Apathetic Atheism vs New Atheism, Ctd

A reader objects to Thomas Wells:

I don’t know what kind of bubble he’s living in, but he’s completely dismissing (or outright missing) the social context of religion. Wells wrote:

I see no more reason to describe myself as an atheist, than as an afairieist, ahomeopathist, etc. To put it another way, my non-belief is apathetic: the nonexistence of God/Gods is a matter of great insignificance to me.

Well, I do see a reason: there are not billions of people who identify as members of “fairieist” or “homeopathist” institutions. Like the other examples in his list – UFOs, crop circles, ghosts – they are regarded by our society as the harmless delusions of an insignificant minority. Religion is categorically different.

I am an atheist, but religion is important to me because it is important to virtually everyone I interact with in my community; because it is important to the people who write my laws and run my country; because the faith-based method of forming beliefs and making decisions affects me and people I care about. There’s no corresponding phenomenon of astrologist families disowning their gay sons and daughters, or Santa Claus extremists flying planes into buildings. Come on.

Another adds:

The “So what?” from that Thomas Wells excerpt angered me, as the reason God’s nonexistence matters more than that of fairies or UFOs is quite clearly the fact that nobody’s trying to legislate based on the latter. But clicking through and reading Wells’ full essay reveals that he addresses that point by distinguishing secularism as a broader (and, to him, more laudable) category than atheism. So, anger abated.

But reading his piece got me thinking about when and why I moved from his casual brand of non-belief to feeling a need to call myself an atheist and to tell others (politely!). I can remember the moment clearly.

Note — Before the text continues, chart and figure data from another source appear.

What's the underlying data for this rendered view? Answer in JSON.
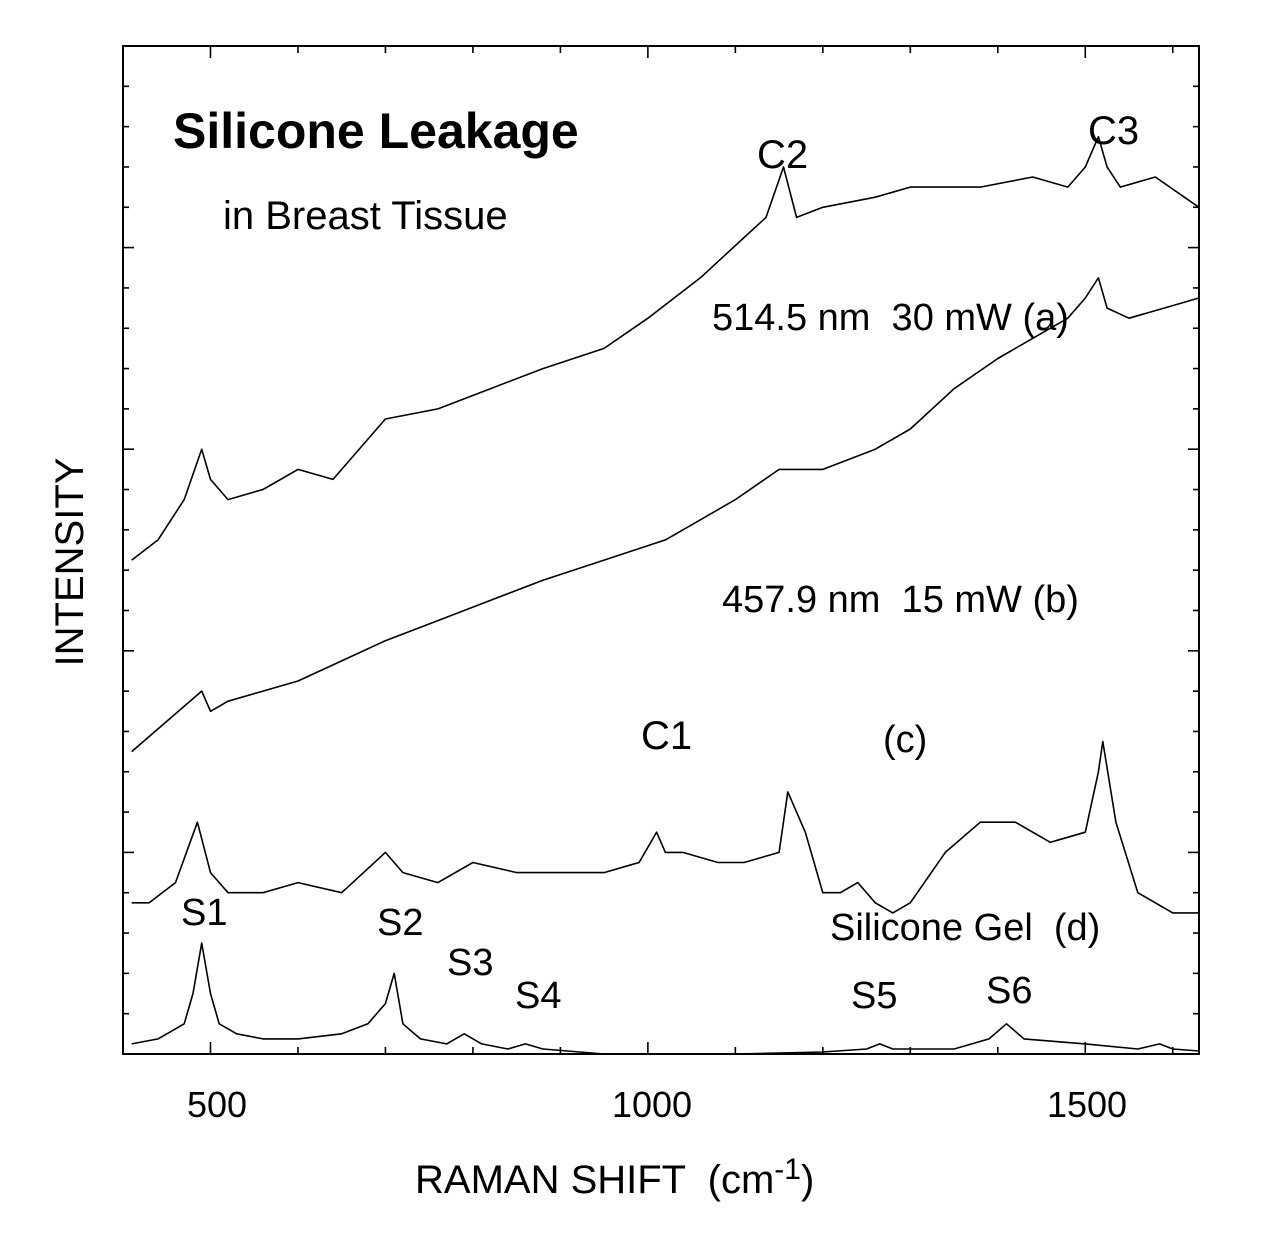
{
  "chart_data": {
    "type": "line",
    "title": "Silicone Leakage",
    "subtitle": "in Breast Tissue",
    "xlabel": "RAMAN SHIFT  (cm",
    "xlabel_sup": "-1",
    "xlabel_close": ")",
    "ylabel": "INTENSITY",
    "xlim": [
      400,
      1630
    ],
    "ylim": [
      0,
      100
    ],
    "y_ticks_labeled": false,
    "grid": false,
    "x_ticks": [
      500,
      1000,
      1500
    ],
    "x_tick_labels": [
      "500",
      "1000",
      "1500"
    ],
    "series": [
      {
        "name": "514.5 nm  30 mW (a)",
        "x": [
          410,
          440,
          470,
          490,
          500,
          520,
          560,
          600,
          640,
          700,
          760,
          820,
          880,
          950,
          1000,
          1060,
          1110,
          1135,
          1155,
          1170,
          1200,
          1260,
          1300,
          1380,
          1440,
          1480,
          1500,
          1515,
          1525,
          1540,
          1580,
          1630
        ],
        "y": [
          49,
          51,
          55,
          60,
          57,
          55,
          56,
          58,
          57,
          63,
          64,
          66,
          68,
          70,
          73,
          77,
          81,
          83,
          88,
          83,
          84,
          85,
          86,
          86,
          87,
          86,
          88,
          91,
          88,
          86,
          87,
          84
        ]
      },
      {
        "name": "457.9 nm  15 mW (b)",
        "x": [
          410,
          450,
          490,
          500,
          520,
          560,
          600,
          650,
          700,
          760,
          820,
          880,
          950,
          1020,
          1060,
          1100,
          1150,
          1200,
          1260,
          1300,
          1350,
          1400,
          1440,
          1480,
          1500,
          1515,
          1525,
          1550,
          1590,
          1630
        ],
        "y": [
          30,
          33,
          36,
          34,
          35,
          36,
          37,
          39,
          41,
          43,
          45,
          47,
          49,
          51,
          53,
          55,
          58,
          58,
          60,
          62,
          66,
          69,
          71,
          73,
          75,
          77,
          74,
          73,
          74,
          75
        ]
      },
      {
        "name": "(c)",
        "x": [
          410,
          430,
          460,
          485,
          500,
          520,
          560,
          600,
          650,
          700,
          720,
          760,
          800,
          850,
          900,
          950,
          990,
          1010,
          1020,
          1040,
          1080,
          1110,
          1150,
          1160,
          1180,
          1200,
          1220,
          1240,
          1260,
          1280,
          1300,
          1340,
          1380,
          1420,
          1460,
          1500,
          1515,
          1520,
          1535,
          1560,
          1600,
          1630
        ],
        "y": [
          15,
          15,
          17,
          23,
          18,
          16,
          16,
          17,
          16,
          20,
          18,
          17,
          19,
          18,
          18,
          18,
          19,
          22,
          20,
          20,
          19,
          19,
          20,
          26,
          22,
          16,
          16,
          17,
          15,
          14,
          15,
          20,
          23,
          23,
          21,
          22,
          28,
          31,
          23,
          16,
          14,
          14
        ]
      },
      {
        "name": "Silicone Gel  (d)",
        "x": [
          410,
          440,
          470,
          480,
          490,
          500,
          510,
          530,
          560,
          600,
          650,
          680,
          700,
          710,
          720,
          740,
          770,
          790,
          810,
          840,
          860,
          880,
          950,
          1000,
          1100,
          1200,
          1250,
          1265,
          1280,
          1350,
          1390,
          1410,
          1430,
          1500,
          1560,
          1585,
          1600,
          1630
        ],
        "y": [
          1,
          1.5,
          3,
          6,
          11,
          6,
          3,
          2,
          1.5,
          1.5,
          2,
          3,
          5,
          8,
          3,
          1.5,
          1,
          2,
          1,
          0.5,
          1,
          0.5,
          0,
          0,
          0,
          0.2,
          0.5,
          1,
          0.5,
          0.5,
          1.5,
          3,
          1.5,
          1,
          0.5,
          1,
          0.5,
          0.3
        ]
      }
    ],
    "annotations": [
      "C1",
      "C2",
      "C3",
      "S1",
      "S2",
      "S3",
      "S4",
      "S5",
      "S6"
    ]
  }
}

It was a December, early in the Clinton presidency, and I was watching some Xmas special broadcast from D.C. on television. Hillary Clinton was onstage, reciting from a prompter, saying something about her faith in Jesus. Her line reading was so stilted, and her “faith” so transparently part of a political as well as a literal script, I turned to my wife and said, “I’ve never believed in God, but now I’m an atheist.”

In that moment, the dispassionate silence Wells advocates and I’d always practiced struck me as deeply misguided – not because I thought it was my duty to change the mind of anyone who had beliefs I lacked, but because so many of those people took it for granted there was only one way one could or should think about God that expressing faith in Jesus had somehow become a requirement of running our country. For me, saying “I’m an atheist” is an important reminder that believing in God is not a requirement of citizenship.

But a third reader agrees with Wells’ criticism of the New Atheists and offers an analogy:

I deeply dislike soccer. I think it is boring. I think the culture is bizarre and unappealing. I don’t like it every four years when the World Cup gets everyone excited for a couple of weeks; I don’t like it when my friends play FIFA on Xbox; I don’t like it when I watch it with my Latina girlfriend and her family. I didn’t like it when I lived in Amsterdam and my friends would go out to watch Ajax matches. I have tried over and over to give it a chance.

And I just don’t care. I am “asoccer.” Maybe I will give soccer another chance. I mean, spectacle is exciting in general, and I like to think I take interest in my friends’ and family’s interests. And, getting to my point, I will definitely give theism many more chances. But I am without God. I am an atheist. I don’t care.

Mr. Wells’s article spoke to a lot of emotions I have felt about atheism/theism, and, even more so, about the New Atheists. Why do these people so intent on their own atheism spend so much time talking about God? They sound like jilted lovers dishing dirt on how they’re “better off anyway.” Get over it. Move on. These folks have chosen to define themselves in opposition to something, and in the process necessarily must legitimize the very thing they are disowning. It’s just loud madness, and it’s become the face of atheism.

I want to admit to my friends and family that I am an atheist, but the New Atheists are making it harder. They’re contrarians. They’re dickheads. Imagine if I brought up my dislike of soccer to my friends, not just every time soccer came up, but every time sports came up. After the Super Bowl. Every Wiffle ball game. Every time a coworker caught a falling pen.

I don’t know, maybe the analogy is breaking down, but I don’t understand why someone would force themselves to see the world through the very thing they detest. The great thing about not liking soccer is that I don’t have to think about soccer. The great thing about being an atheist is that I don’t have to think about God.

Another steps back:

You know, I’ve seen readers criticize the Dish with statements like “I never read your Sunday posts” because of all the God talk. They should maybe reconsider, because every Sunday you seem to have plenty of atheist talk as well. And I really appreciate both.